President Emmerson Mnangagwa on Tuesday urged the South African government to deal with on-going xenophobic attacks being perpetrated against African foreigners by its citizens.
Speaking at a dinner event hosted in his honor by the Zimbabwe Diaspora Business Forum here, President Mnangagwa said the South African government should use a bit of force to quell the xenophobic attacks.
“I have no doubt that the authorities here will not fold hands. They must bring sanity and to do so, they must apply a bit of force,” he said.
President Mnangagwa’s remarks come as he joined other African leaders here to attend the 28th session of the World Economic Forum (WEF) for Africa which opens here on Wednesday.
South Africa has been hit by an outbreak of xenophobic violence in its biggest city, Johannesburg attracting criticism from other African nations in the week political and business leaders from at least 28 countries gather in Cape Town for WEF.
The spate of violence that broke out in suburbs south of Johannesburg’s city centre on Sunday and spread to the central business district on Monday saw the destruction of mainly foreign-owned shops and business premises, cars and properties.

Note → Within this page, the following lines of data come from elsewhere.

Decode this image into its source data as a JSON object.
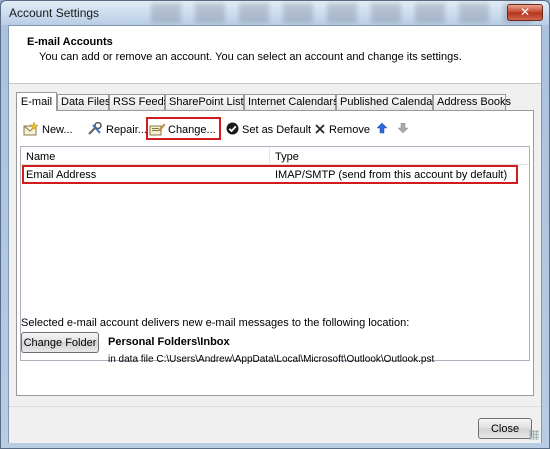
{
  "window": {
    "title": "Account Settings",
    "close_glyph": "✕"
  },
  "header": {
    "title": "E-mail Accounts",
    "description": "You can add or remove an account. You can select an account and change its settings."
  },
  "tabs": [
    {
      "label": "E-mail",
      "active": true
    },
    {
      "label": "Data Files"
    },
    {
      "label": "RSS Feeds"
    },
    {
      "label": "SharePoint Lists"
    },
    {
      "label": "Internet Calendars"
    },
    {
      "label": "Published Calendars"
    },
    {
      "label": "Address Books"
    }
  ],
  "toolbar": {
    "new_label": "New...",
    "repair_label": "Repair...",
    "change_label": "Change...",
    "set_default_label": "Set as Default",
    "remove_label": "Remove"
  },
  "accounts_table": {
    "columns": {
      "name": "Name",
      "type": "Type"
    },
    "rows": [
      {
        "name": "Email Address",
        "type": "IMAP/SMTP (send from this account by default)"
      }
    ]
  },
  "delivery": {
    "text": "Selected e-mail account delivers new e-mail messages to the following location:",
    "change_folder_label": "Change Folder",
    "folder": "Personal Folders\\Inbox",
    "path": "in data file C:\\Users\\Andrew\\AppData\\Local\\Microsoft\\Outlook\\Outlook.pst"
  },
  "footer": {
    "close_label": "Close"
  },
  "colors": {
    "highlight": "#d21b1b",
    "accent_blue": "#2a6ad8"
  },
  "icons": [
    "new-mail-icon",
    "repair-icon",
    "change-icon",
    "checkmark-icon",
    "remove-x-icon",
    "arrow-up-icon",
    "arrow-down-icon"
  ]
}
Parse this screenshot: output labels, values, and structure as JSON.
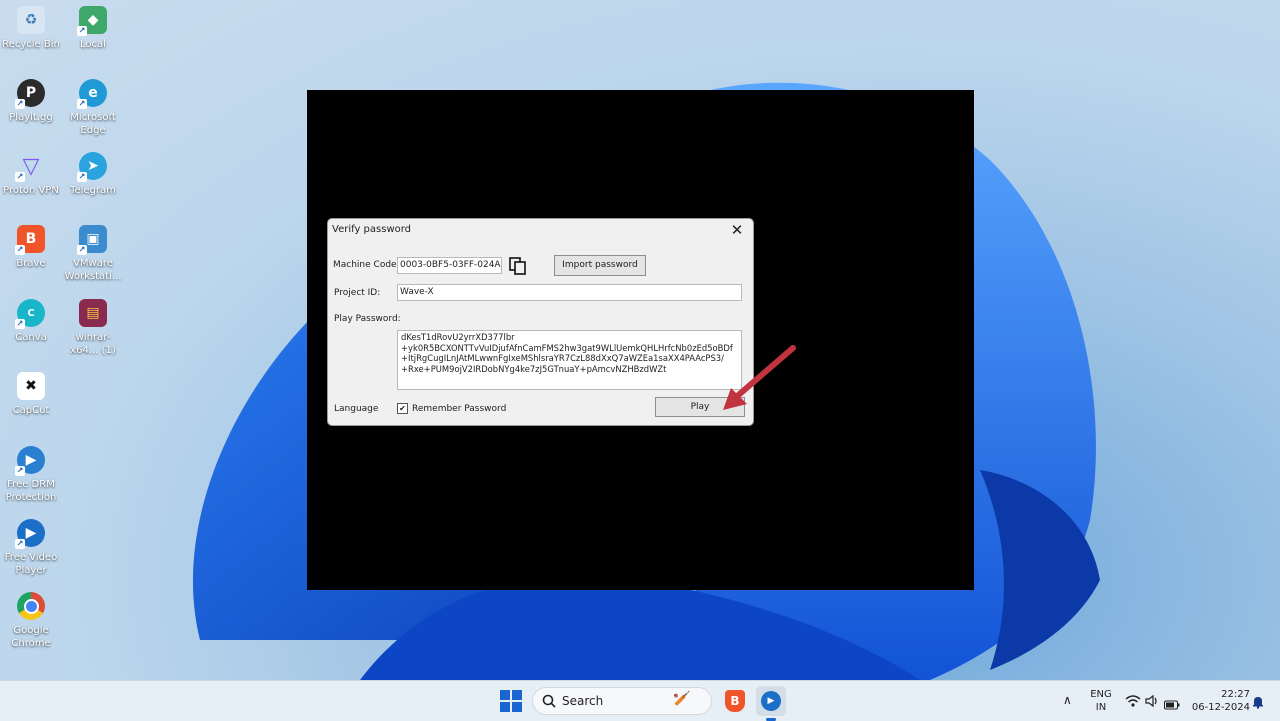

Speaking at the same event, Zimbabwe Diaspora Business Forum chair Terry Mhungu condemned the xenophobic attacks.
“The continued xenophobia is a cause for concern for us here. We call on South Africa to exercise maximum force to protect foreigners living here. Xenophobia diminishes our ability as Sadc (Southern African Development Community) to fight poverty,” he said.
South Africa’s President Cyril Ramaphosa earlier on Tuesday vowed to clamp down on what he described as “acts of wanton violence”.
“I condemn the violence that has been spreading around a number of our provinces in the strongest terms. I’m convening the ministers in the security cluster today to make sure that we keep a close eye on these acts of wanton violence and find ways of stopping them. The people of our country want to live in harmony; whatever concerns or grievances we may have, we need to handle them in a democratic way. There can be no justification for any South African to attack people from other countries,” he said.
The South African police said at least five people, mostly locals were killed in the xenophobic attacks while 91 were arrested in connection with the violence.
South Africa is a major destination for economic migrants from other parts of the continent, including the Southern Africa region, with many moving from neighbouring Lesotho, Mozambique and Zimbabwe in search of work.